Al ver que nadie pensaba ceder, el australiano subió al dray de mala gana y azotó a los bueyes intentando producir con el látigo el mayor ruido posible. Parecía como si intentase despertar a sus compatriotas, pero éstos no se movieron y continuaron roncando plácidamente. La pesada máquina se puso en movimiento a través del bosque, en dirección hacia la salida del valle.

Temiendo un ataque inesperado, el doctor, Diego y Cardozo empuñaban sus fusiles, y mantenían los ojos y los oídos muy abiertos. Pero el bosque estaba desierto y no se oía ningún ruido. Ya habían avanzado medio kilómetro y estaban a punto de dejar los árboles gigantes, cuando vieron una sombra que se escondía detrás de un gran tronco.

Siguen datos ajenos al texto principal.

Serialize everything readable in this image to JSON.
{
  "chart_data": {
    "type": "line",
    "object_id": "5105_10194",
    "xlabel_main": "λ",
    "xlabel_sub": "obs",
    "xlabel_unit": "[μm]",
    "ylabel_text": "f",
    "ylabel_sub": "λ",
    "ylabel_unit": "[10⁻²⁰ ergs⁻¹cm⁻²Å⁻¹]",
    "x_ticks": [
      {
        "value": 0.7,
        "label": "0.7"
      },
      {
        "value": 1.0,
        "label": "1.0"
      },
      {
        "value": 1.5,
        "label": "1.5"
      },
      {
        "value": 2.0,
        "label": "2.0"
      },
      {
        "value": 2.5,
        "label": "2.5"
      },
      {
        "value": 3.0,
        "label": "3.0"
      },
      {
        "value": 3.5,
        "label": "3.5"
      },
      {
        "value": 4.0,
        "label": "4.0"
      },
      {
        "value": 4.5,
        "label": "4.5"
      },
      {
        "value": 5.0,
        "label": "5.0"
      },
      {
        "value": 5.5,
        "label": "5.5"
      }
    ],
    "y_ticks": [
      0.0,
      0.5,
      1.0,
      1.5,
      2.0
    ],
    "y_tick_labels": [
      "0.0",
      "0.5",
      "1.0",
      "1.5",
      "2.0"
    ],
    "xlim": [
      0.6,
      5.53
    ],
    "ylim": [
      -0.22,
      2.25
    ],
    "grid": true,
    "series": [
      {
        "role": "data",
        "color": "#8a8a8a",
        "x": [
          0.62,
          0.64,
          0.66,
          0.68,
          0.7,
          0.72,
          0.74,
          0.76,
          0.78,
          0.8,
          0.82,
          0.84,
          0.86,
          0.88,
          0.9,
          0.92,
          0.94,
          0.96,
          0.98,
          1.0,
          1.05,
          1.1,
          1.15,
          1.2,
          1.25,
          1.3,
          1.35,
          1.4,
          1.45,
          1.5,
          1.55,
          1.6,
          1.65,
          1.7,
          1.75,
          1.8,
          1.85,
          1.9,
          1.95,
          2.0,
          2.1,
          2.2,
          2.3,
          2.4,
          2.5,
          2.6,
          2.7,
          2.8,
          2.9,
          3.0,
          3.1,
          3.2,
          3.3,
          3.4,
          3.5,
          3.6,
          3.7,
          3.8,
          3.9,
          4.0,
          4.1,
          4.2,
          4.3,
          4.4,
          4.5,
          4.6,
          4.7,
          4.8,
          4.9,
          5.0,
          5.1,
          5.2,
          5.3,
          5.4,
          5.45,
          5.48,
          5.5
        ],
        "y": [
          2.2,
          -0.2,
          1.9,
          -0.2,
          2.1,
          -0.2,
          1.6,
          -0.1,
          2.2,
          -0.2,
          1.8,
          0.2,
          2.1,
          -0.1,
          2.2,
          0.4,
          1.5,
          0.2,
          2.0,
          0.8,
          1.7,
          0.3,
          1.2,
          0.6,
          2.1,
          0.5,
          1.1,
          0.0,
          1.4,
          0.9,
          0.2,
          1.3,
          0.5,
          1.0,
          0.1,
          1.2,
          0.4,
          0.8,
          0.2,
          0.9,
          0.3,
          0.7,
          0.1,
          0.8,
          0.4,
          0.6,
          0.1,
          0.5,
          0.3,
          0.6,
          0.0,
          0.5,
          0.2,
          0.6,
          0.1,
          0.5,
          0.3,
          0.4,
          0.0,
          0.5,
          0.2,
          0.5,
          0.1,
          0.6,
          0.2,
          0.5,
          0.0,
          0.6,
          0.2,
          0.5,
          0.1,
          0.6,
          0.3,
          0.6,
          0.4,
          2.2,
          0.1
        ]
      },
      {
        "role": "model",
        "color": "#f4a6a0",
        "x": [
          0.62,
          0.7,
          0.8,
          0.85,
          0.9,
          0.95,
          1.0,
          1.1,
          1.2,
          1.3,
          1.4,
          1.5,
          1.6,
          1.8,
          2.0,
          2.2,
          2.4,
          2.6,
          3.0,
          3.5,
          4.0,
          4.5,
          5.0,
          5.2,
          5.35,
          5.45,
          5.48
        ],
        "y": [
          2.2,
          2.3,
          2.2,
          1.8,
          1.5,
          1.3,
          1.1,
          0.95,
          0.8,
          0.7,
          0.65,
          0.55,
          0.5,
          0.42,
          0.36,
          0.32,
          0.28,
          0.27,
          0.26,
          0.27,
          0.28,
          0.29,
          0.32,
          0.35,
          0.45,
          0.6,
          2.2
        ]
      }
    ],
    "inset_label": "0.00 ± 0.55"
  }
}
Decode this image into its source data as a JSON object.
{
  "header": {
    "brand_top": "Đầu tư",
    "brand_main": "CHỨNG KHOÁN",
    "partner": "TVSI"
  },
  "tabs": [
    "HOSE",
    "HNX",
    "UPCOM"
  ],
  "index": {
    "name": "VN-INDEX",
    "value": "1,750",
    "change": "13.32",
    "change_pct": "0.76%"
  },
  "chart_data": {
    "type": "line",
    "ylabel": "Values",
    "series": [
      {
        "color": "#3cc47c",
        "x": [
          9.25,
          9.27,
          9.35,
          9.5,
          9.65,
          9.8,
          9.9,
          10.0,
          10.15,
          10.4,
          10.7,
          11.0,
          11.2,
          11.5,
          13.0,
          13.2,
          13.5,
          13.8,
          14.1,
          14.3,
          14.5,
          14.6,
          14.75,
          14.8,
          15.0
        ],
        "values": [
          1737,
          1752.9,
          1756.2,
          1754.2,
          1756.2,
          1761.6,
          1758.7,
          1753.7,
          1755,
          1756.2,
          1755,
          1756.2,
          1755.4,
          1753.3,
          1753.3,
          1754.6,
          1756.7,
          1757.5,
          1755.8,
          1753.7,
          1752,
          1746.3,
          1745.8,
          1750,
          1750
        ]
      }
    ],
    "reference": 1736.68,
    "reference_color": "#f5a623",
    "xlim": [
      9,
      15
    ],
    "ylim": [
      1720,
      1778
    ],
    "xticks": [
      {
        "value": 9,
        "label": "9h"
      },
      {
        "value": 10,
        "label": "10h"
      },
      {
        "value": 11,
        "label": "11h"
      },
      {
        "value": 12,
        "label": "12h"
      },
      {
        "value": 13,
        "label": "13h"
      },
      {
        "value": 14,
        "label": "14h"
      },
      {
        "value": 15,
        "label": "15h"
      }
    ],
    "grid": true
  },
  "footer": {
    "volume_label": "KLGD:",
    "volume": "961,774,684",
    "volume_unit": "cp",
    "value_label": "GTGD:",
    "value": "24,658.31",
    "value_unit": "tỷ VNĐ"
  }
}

—¡Oh! —exclamó Diego, mientras Niro detenía bruscamente bueyes y caballos.

—¿Un indígena? —preguntó el doctor.

—Sin duda —dijo Diego—. ¿Quién será?

—Ahora lo veremos —respondió Cardozo.

Saltó del dray y rodeó el tronco con el fusil preparado. La sombra estaba inclinada en tierra como si espiase algo.

—¿Quién eres? —preguntó Cardozo.

—El kerredais —respondió.

—¡Ah! ¡Eres el brujo! ¿Y qué haces aquí, viejo zorro?

El kerredais respondió algunas palabras que el joven marinero no entendió y le señaló el árbol varias veces.

—Tal vez esté invocando a los espíritus del bosque —se dijo Cardozo—. Dejemos que se divierta a su manera.

Volvió al dray e informó al doctor y a Diego del descubrimiento.

—Debe estar acechando algún animal —dijo el doctor—. ¡Adelante, Niro!

—¡Hum! —Murmuró Diego—. Este brujo debe guardarme rencor por el puñetazo que le he dado, pero si me lo encuentro solo le retuerzo el cuello como a un avestruz.

El dray dejó el bosque, atravesó el valle, volvió a cruzar el Stevenson cerca de la unión de sus dos afluentes, y prosiguió hacia el norte dirigiéndose a los montes Anderson, cuyas cimas destacaban nítidamente sobre el fondo del cielo iluminado por el astro nocturno.

Durante toda la noche los viajeros avanzaron a través de la árida llanura, quemada por el sol, y carente de vegetación. Al amanecer atravesaron el Adminga, breve curso de agua que se pierde en las llanuras arenosas del este, y a las ocho de la mañana acamparon en los últimos contrafuertes de los montes Anderson, que se extienden a lo largo del paralelo 26.

Pero la parada fue breve. Temiendo alguna mala pasada por parte del brujo y de su tribu se pusieron en marcha con el fin de agrandar las distancias entre el dray y los indígenas. A pesar de que el calor era tórrido, se dirigieron hacia el norte, aguzando a bueyes y caballos.

Atravesaron sucesivamente los ríos Will y Coglin, se acercaron al monte Daniel que se alza aislado como un cono inmenso, cruzaron el río Dufrie y, hacia las seis de la tarde, después de una marcha forzada de sesenta leguas, acamparon en las riberas del Finke.